Listing 6 You can copy this file from Tools/machines/cori-nersc/cori_gpu.sbatch.

#!/bin/bash -l

# Copyright 2021 Axel Huebl
# This file is part of WarpX.
# License: BSD-3-Clause-LBNL
#
# Ref:
# - https://docs-dev.nersc.gov/cgpu/hardware/
# - https://docs-dev.nersc.gov/cgpu/access/
# - https://docs-dev.nersc.gov/cgpu/usage/#controlling-task-and-gpu-binding

# Just increase this number of you need more nodes.
#SBATCH -N 2
#SBATCH -t 03:00:00
#SBATCH -J <job name>
#SBATCH -A m1759
#SBATCH -q regular
#SBATCH -C gpu
# 8 V100 GPUs (16 GB) per node
#SBATCH --gres=gpu:8
#SBATCH --exclusive
# one MPI rank per GPU (a quarter-socket)
#SBATCH --tasks-per-node=8
# request all logical (virtual) cores per quarter-socket
#SBATCH --cpus-per-task=10
#SBATCH -e WarpX.e%j
#SBATCH -o WarpX.o%j


# each Cori GPU node has 2 sockets of Intel Xeon Gold 6148 ('Skylake') @ 2.40 GHz
export WARPX_NMPI_PER_NODE=8

# each MPI rank per half-socket has 10 physical cores
#   or 20 logical (virtual) cores
# we split half-sockets again by 2 to have one MPI rank per GPU
# over-subscribing each physical core with 2x
#   hyperthreading leads to often to slight speedup on Intel
# the settings below make sure threads are close to the
#   controlling MPI rank (process) per half socket and
#   distribute equally over close-by physical cores and,
#   for N>20, also equally over close-by logical cores
export OMP_PROC_BIND=spread
export OMP_PLACES=threads
export OMP_NUM_THREADS=10

# for async_io support: (optional)
export MPICH_MAX_THREAD_SAFETY=multiple

EXE="<path/to/executable>"

srun --cpu_bind=cores --gpus-per-task=1 --gpu-bind=map_gpu:0,1,2,3,4,5,6,7 \
  -n $(( ${SLURM_JOB_NUM_NODES} * ${WARPX_NMPI_PER_NODE} )) \
  ${EXE} <input file> \
  > output.txt

Post-Processing

For post-processing, most users use Python via NERSC’s Jupyter service (Docs).

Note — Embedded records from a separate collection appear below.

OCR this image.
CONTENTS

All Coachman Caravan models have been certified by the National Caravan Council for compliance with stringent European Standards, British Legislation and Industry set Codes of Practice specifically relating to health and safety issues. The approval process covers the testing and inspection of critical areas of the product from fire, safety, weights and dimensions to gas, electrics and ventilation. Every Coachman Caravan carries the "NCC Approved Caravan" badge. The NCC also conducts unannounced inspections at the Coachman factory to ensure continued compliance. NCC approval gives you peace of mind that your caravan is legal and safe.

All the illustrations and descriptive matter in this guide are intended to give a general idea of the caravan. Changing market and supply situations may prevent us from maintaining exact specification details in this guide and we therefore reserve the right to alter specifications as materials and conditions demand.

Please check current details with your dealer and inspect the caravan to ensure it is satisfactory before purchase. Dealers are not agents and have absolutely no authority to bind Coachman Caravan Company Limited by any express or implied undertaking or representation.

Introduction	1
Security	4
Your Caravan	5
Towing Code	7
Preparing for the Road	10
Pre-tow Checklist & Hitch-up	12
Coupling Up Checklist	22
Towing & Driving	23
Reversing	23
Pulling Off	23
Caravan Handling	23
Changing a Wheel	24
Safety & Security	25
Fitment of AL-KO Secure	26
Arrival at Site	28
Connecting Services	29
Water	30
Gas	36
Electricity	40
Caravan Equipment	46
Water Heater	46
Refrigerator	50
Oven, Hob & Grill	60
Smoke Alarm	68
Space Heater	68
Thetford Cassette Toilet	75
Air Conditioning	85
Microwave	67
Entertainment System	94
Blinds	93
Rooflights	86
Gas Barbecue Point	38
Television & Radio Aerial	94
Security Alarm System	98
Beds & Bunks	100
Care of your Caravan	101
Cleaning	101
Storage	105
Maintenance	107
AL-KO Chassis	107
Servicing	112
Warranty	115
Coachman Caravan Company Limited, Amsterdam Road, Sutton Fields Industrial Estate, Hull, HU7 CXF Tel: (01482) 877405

As a one-time preparatory setup, create your own Conda environment as described in NERSC docs. In this manual, we often use this conda create line over the officially documented one:

conda create -n myenv -c conda-forge python mamba ipykernel ipympl==0.8.6 matplotlib numpy pandas yt openpmd-viewer openpmd-api h5py fast-histogram dask dask-jobqueue pyarrow

We then follow the Customizing Kernels with a Helper Shell Script section to finalize the setup of using this conda-environment as a custom Jupyter kernel.

kernel_helper.sh should read:

#!/bin/bash
module load python
source activate myenv
exec "$@"

When opening a Jupyter notebook, just select the name you picked for your custom kernel on the top right of the notebook.

Additional software can be installed later on, e.g., in a Jupyter cell using !mamba install -c conda-forge .... Software that is not available via conda can be installed via !python -m pip install ....

Warning

Jan 6th, 2022 (NERSC-INC0179165 and ipympl #416): Above, we fixated the ipympl version to not take the latest release of Matplotlib Jupyter Widgets. This is an intentional work-around; the ipympl version needs to exactly fit the version pre-installed on the Jupyter base system.